Navitoclax selectively kills senescent Ercc1‐deficient murine embryonic fibroblasts, while TW‐37 is less senolytic. Cultures containing ~ 50% senescent MEFs were exposed to drugs for 48 h prior to analysis of SA‐βGal⁺ cells using C₁₂ FDG and Hoechst staining to determine (A) the ratios of senescent to nonsenescent cells within each of the wells as a function this ratio in vehicle‐treated cells. This indicates that T only eliminates senescent cells at high concentrations. (B) We also determined the ratio of the number of senescent (or proliferating) cells in each well to the number of senescent (or proliferating) cells in the corresponding vehicle‐treated wells (red dotted lines). This indicates that T actually reduces proliferating cell numbers at concentrations below those that reduce senescent cells. The data shown are means ± SD of 3 replicates; **P < 0.01; ***P < 0.001, ANOVA.

Figure 4

Senolytic effects of targeting Bcl‐2 family members by RNA interference. (A) Proliferating or senescent HUVECs, IMR90 cells, or primary human preadipocytes were transfected with siRNAs individually or in combination 2 days before viability analysis (ATPLite). Decreases in targeted mRNAs were confirmed by RT–PCR (Fig. S2). Bcl‐xl siRNA alone or in combination with Bcl‐2 and Bcl‐xl siRNA was senolytic in HUVECs, but not IMR90 cells or preadipocytes. The combination of Bcl‐2, Bcl‐xl, and Bcl‐w siRNAs reflects the targets of N, while Bcl‐2, Bcl‐xl, and Mcl‐1 reflects those of T. HUVEC and IMR90 cell data are means ± SEM of five replicates at each concentration. Preadipocyte data are means ± SEM of four different subjects. *P < 0.05, t‐test. (B) Bcl‐2 family member siRNAs act by inducing apoptosis in targeted senescent cells (caspase‐3&7 activity assay). Bcl‐2 and Bcl‐xl siRNAs induced apoptosis in HUVECs both on their own, in combinations together, or combined with Bcl‐w siRNA. The combination of Bcl‐2, Bcl‐xl, and Bcl‐w siRNAs, reflecting the targets of N, induced apoptosis to a greater extent in senescent than nonsenescent HUVECs, while the combination of Bcl‐2, Bcl‐xl, and Mcl‐1 siRNAs, reflecting actions of T, did not. Data are means ± SEM of three replicates. *P < 0.05, ANOVA.

Figure 5

Bcl‐2 family member proteins in senescent HUVECs, IMR90 cells, and human preadipocytes.
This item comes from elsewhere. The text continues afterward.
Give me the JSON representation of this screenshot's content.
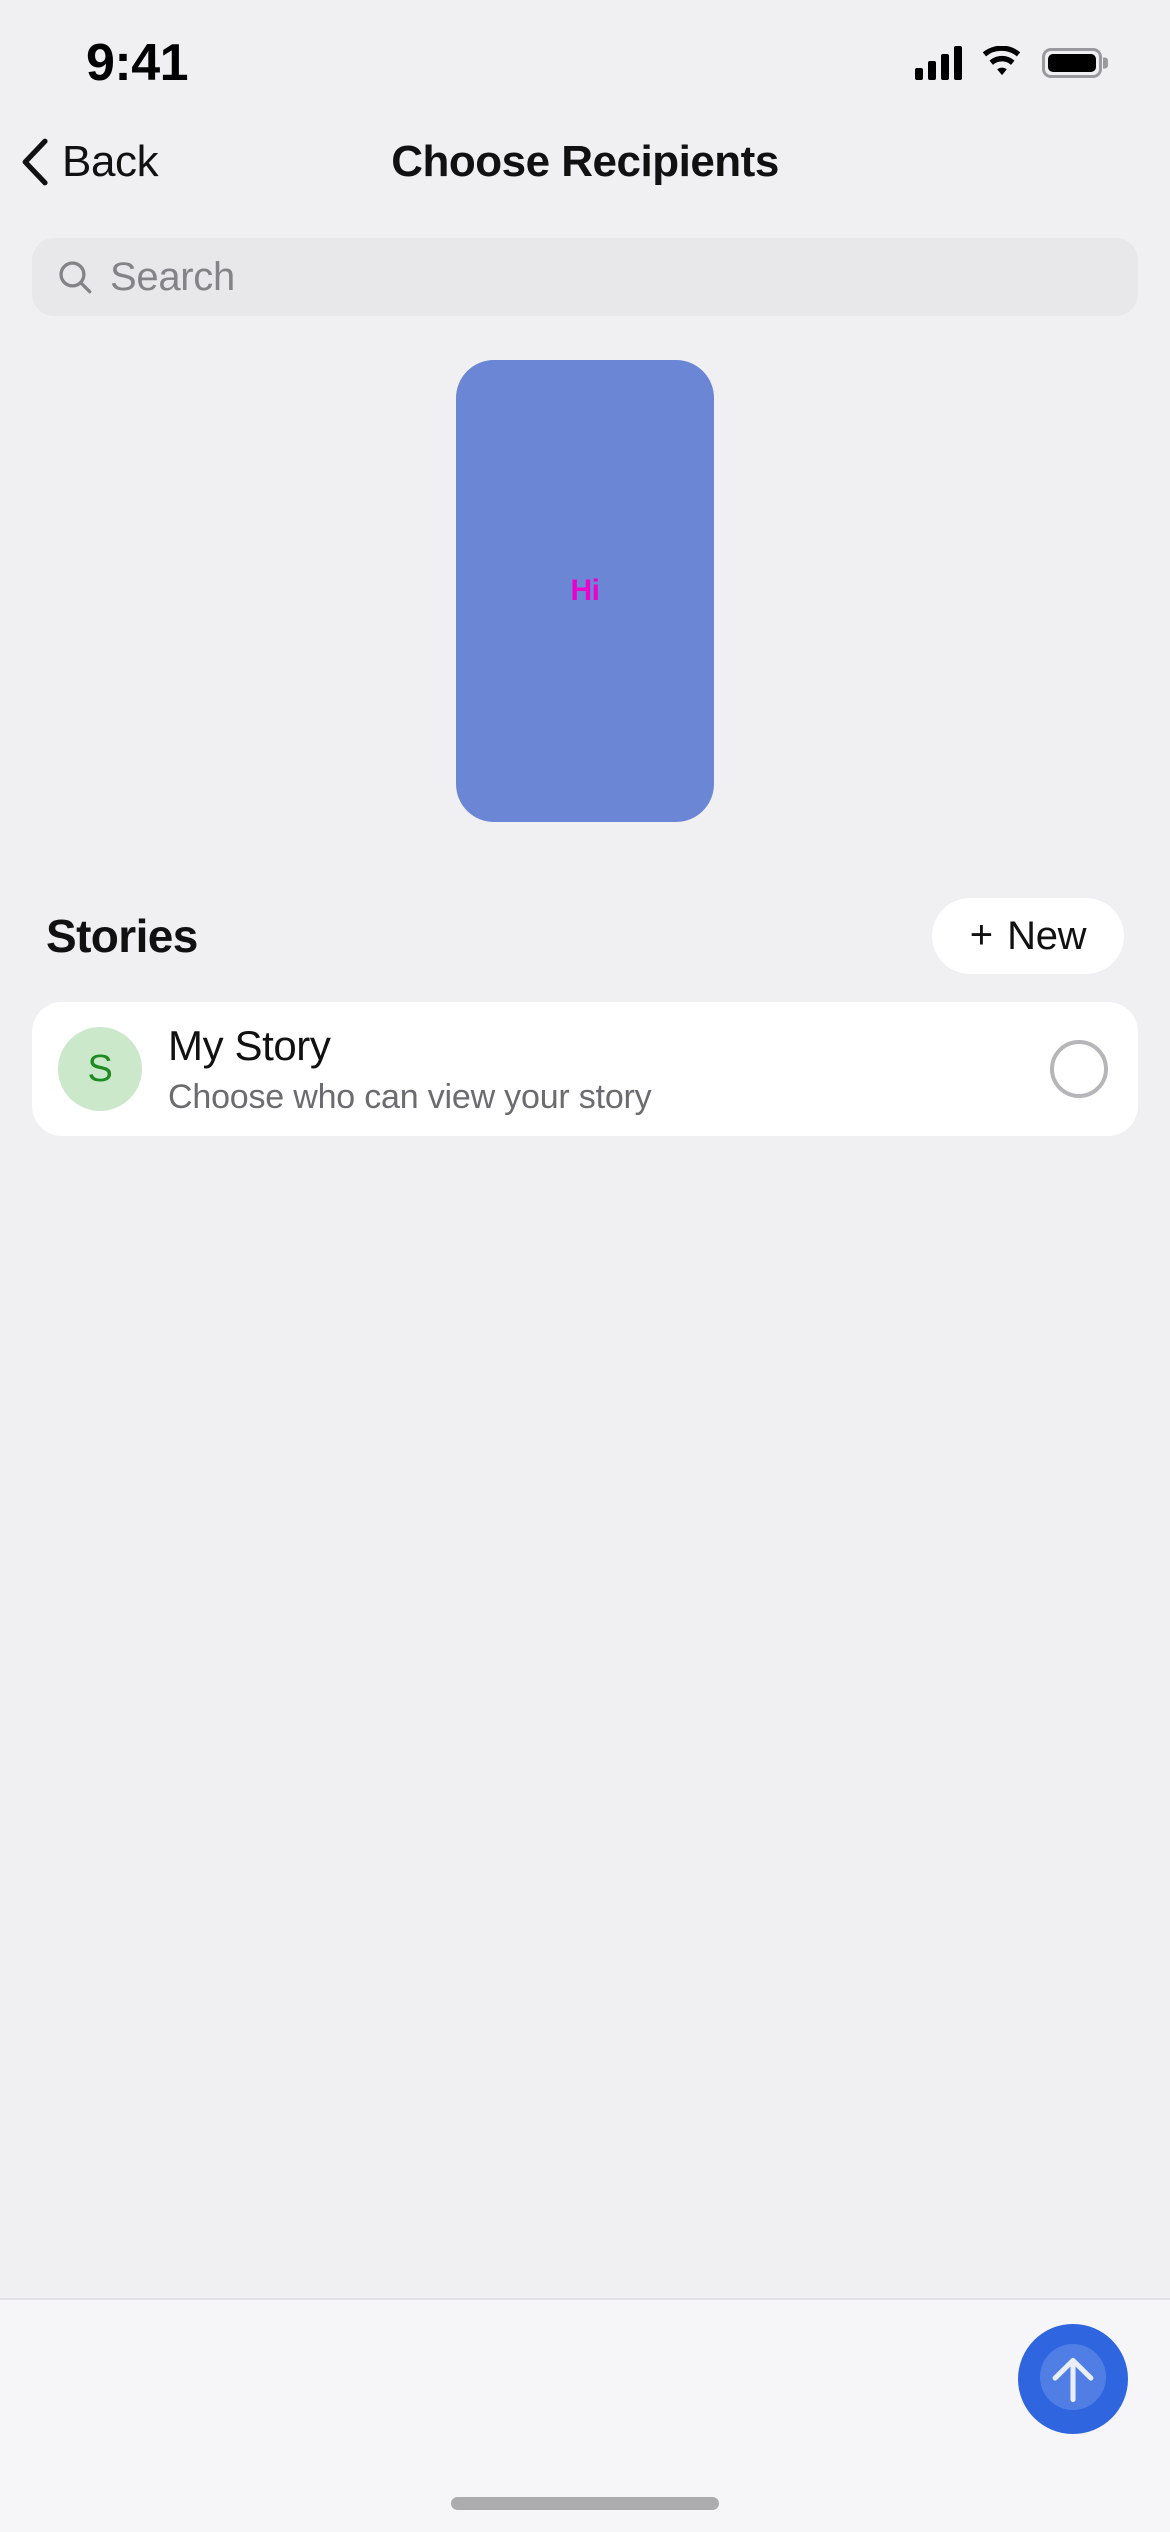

Bcl‐2 family proteins were followed after 10‐Gy radiation by immunoblot as cells became senescent as indicated by morphology and p16^{INK 4A}. (A) representative immunoblots. (B) RT–PCR analyses. Means ± SEM of immunoblots from 3 HUVEC and 3 IMR90 cultures and 3 immunoblots from different subjects. *P < 0.05, t‐test.

Figure 6

Combining D + N or D + N + Q did not reduce viability (ATPLite) of senescent preadipocytes more than D alone. Proliferating and senescent preadipocytes were exposed to N + Q plus different concentrations of D for 3 days. Means ± SEM of preadipocytes from 4 subjects; *P < 0.001, ANOVA.